Even Supreme is seeing fewer customers. One employee at the store, asking not to be identified, said there were as many as 2,200 customers a day looking at merchandise before the pandemic. That has dwindled to about 1,000 on a good day.
Many retailers feel the streetwear stretch will eventually turn into restaurant row. That is already starting to happen. They point to the empty storefronts across the street from Supreme that many streetwear brands left during the pandemic, creating a current 30 percent vacancy rate.
The surviving businesses on the east side of the street are mostly eateries, including Jon & Vinny’s, Badmaash, Cofax, Sweet Chick and Prime Pizza. To survive the pandemic, many of these small restaurants erected tall plywood panels to set up outdoor sidewalk dining spots. The plywood panels make it more difficult for shoppers on the popular west side of the street to view the few surviving retailers.

But with retail rents at $48 to $72 a square foot per year compared to $50 to $80 on higher-end L.A. shopping streets, Fairfax Avenue is still an affordable place to be. It doesn’t hurt business that there is a popular flea market selling handicrafts and vintage items every Sunday in the Fairfax High School parking lot a few blocks away.
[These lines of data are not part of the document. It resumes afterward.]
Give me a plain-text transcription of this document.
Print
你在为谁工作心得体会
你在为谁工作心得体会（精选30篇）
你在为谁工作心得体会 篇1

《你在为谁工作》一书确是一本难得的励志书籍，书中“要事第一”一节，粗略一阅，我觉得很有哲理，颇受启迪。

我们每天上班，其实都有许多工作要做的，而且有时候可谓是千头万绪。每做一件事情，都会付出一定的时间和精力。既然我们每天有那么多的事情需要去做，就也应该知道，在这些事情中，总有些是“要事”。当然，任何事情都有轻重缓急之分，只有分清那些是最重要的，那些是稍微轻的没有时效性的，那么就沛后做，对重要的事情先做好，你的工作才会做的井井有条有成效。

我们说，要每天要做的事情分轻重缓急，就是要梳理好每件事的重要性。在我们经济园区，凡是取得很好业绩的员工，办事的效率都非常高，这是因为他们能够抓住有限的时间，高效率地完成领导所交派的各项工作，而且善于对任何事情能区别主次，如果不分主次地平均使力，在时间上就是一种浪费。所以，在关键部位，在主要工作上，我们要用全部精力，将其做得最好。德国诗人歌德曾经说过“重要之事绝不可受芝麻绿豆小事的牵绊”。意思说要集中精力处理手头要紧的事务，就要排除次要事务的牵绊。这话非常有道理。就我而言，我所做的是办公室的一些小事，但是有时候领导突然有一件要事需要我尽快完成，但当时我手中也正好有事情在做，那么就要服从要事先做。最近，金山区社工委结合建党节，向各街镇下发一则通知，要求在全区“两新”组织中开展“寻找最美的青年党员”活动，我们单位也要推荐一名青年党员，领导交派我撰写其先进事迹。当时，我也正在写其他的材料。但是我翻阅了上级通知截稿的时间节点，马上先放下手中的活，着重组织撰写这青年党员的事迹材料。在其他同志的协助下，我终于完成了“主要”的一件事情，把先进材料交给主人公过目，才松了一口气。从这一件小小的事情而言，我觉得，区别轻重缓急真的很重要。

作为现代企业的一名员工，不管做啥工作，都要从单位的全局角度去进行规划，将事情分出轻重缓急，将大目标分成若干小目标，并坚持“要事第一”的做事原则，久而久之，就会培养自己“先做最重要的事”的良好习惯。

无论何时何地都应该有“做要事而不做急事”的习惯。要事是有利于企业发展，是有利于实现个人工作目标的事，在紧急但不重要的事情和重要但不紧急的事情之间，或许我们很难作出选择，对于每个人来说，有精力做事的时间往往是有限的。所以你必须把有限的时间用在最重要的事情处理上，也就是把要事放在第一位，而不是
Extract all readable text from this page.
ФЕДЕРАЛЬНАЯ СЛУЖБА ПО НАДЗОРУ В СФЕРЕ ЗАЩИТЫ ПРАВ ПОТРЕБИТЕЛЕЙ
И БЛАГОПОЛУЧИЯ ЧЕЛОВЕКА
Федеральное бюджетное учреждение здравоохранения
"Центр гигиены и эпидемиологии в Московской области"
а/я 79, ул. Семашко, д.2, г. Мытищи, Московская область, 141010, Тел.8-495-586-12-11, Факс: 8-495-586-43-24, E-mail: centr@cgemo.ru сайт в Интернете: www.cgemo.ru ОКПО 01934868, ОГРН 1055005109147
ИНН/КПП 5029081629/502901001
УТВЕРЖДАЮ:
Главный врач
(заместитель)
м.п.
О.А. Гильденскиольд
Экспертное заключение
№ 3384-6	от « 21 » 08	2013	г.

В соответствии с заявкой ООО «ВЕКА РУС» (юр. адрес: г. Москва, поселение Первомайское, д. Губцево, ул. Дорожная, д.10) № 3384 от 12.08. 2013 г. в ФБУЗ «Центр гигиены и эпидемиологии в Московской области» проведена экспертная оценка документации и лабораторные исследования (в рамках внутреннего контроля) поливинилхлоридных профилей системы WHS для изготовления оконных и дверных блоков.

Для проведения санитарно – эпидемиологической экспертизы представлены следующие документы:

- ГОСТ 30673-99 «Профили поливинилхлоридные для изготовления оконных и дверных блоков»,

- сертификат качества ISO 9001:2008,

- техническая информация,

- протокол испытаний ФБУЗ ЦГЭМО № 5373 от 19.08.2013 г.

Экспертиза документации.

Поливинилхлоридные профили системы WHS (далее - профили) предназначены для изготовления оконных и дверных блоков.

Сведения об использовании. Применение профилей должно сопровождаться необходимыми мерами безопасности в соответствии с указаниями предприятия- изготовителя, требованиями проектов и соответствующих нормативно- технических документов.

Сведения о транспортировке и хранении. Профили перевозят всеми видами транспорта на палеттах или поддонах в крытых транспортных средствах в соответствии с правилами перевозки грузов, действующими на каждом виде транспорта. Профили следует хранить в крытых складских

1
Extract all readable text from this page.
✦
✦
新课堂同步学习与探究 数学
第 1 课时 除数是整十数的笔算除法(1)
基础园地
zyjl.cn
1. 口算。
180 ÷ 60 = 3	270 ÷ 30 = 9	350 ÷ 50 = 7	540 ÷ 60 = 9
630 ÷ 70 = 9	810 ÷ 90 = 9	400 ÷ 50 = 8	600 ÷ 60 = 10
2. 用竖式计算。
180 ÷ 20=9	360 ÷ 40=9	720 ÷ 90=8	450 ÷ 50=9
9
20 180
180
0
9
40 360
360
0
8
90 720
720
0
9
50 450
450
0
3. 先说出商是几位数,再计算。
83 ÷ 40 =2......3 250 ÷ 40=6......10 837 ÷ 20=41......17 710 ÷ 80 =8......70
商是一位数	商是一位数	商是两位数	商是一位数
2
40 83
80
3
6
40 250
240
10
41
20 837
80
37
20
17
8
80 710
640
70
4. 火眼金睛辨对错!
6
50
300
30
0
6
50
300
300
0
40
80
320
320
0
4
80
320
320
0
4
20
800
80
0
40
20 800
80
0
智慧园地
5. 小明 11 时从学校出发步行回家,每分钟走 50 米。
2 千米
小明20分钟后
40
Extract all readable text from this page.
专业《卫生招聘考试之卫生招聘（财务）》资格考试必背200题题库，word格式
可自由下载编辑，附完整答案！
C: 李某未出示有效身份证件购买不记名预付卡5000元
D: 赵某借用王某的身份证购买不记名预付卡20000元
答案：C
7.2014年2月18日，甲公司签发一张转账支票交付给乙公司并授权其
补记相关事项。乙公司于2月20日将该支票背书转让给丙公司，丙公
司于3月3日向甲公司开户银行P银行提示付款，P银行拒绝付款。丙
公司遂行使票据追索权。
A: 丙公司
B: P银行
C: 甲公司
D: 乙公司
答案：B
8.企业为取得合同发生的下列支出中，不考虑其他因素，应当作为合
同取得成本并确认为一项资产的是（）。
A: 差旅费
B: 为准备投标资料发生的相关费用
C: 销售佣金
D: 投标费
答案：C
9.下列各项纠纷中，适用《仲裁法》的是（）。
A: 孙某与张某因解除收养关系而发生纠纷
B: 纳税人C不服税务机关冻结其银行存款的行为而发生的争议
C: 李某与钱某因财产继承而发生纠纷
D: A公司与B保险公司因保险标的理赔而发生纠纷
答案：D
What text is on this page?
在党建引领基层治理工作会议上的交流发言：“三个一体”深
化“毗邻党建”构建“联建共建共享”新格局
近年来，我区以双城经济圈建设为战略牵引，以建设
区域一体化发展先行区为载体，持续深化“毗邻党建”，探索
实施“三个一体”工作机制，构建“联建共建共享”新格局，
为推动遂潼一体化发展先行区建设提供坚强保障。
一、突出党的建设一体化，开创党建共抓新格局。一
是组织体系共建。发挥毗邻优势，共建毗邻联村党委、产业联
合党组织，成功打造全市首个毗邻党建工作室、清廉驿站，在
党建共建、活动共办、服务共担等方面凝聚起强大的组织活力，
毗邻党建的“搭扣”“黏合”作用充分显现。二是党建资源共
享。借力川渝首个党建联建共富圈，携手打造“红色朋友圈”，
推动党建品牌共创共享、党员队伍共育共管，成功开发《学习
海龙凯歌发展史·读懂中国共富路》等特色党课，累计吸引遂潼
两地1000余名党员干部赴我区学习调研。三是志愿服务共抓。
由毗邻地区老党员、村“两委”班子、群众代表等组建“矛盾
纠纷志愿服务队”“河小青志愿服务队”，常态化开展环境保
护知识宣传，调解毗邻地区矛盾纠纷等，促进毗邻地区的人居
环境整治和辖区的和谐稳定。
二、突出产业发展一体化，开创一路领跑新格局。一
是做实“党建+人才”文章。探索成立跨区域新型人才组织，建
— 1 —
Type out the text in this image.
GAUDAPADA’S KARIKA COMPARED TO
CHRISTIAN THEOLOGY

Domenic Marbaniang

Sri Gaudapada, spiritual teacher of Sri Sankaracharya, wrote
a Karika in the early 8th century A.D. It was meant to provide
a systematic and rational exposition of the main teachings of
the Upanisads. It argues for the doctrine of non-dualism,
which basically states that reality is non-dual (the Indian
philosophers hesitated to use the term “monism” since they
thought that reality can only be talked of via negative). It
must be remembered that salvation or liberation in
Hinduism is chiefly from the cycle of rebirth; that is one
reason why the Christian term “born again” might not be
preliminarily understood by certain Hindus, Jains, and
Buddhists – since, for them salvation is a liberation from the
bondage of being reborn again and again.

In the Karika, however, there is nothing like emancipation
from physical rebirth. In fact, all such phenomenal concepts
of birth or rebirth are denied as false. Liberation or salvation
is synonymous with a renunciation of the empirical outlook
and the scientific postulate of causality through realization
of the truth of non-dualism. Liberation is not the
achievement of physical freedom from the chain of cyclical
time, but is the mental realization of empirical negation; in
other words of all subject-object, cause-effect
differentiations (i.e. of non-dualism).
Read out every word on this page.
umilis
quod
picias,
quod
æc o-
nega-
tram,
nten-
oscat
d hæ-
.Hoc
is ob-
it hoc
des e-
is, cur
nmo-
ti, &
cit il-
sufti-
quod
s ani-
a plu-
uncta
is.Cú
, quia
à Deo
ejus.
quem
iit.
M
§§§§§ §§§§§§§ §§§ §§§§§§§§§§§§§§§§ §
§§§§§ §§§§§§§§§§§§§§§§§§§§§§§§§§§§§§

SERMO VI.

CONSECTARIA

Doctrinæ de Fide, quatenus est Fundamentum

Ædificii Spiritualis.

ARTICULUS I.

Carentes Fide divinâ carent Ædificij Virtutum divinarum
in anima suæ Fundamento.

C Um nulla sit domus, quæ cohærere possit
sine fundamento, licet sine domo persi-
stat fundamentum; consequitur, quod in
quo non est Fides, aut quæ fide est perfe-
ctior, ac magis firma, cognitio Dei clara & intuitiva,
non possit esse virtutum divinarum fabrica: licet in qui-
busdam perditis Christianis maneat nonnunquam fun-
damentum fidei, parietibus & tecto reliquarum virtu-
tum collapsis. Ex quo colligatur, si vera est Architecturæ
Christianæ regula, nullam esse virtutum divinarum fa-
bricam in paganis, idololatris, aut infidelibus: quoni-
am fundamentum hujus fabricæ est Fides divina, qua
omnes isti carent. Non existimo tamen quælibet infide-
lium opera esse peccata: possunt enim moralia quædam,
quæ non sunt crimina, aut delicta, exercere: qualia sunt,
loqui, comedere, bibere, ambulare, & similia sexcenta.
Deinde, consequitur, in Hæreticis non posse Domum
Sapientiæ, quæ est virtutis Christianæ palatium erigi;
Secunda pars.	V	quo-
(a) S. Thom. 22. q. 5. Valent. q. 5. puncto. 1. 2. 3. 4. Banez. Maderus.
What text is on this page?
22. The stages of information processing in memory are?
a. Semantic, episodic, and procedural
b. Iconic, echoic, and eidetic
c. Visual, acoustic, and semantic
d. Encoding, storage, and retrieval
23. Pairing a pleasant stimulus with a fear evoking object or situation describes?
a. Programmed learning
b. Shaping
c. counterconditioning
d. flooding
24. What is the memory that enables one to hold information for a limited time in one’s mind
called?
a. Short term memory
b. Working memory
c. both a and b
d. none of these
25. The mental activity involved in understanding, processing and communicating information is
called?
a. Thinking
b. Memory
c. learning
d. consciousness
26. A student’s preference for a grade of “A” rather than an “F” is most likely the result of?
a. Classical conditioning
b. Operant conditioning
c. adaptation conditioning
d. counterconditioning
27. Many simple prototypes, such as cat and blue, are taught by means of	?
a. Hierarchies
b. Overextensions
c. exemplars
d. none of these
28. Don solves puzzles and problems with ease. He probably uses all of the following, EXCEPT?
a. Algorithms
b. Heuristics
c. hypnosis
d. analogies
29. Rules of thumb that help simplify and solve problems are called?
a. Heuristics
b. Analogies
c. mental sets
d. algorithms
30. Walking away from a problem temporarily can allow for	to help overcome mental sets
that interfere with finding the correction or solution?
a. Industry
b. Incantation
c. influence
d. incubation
New businesses are starting to sign leases on the east side. A Van Leeuwen Ice Cream store soon will be taking over the space once occupied by Pink Dolphin. A café is planned for what used to be the Taco Vega eatery, which closed early last year. And Capanova, a hat company, has signed a lease for the space where the streetwear brand FourTwoFour was located, said Jaysen Chiaramonte, a licensed sales agent with Kennedy Wilson Properties who handled two of the leases.
“The truth of the matter is we see this side of the street evolving from being very streetwear dependent to a food centric area,” Chiaramonte said. “But I think some of the streetwear stores that have popped up in recent years are still garnering interest. People are not just coming for Supreme. You don’t have this kind of hyper-focused retail in any other part of the city.”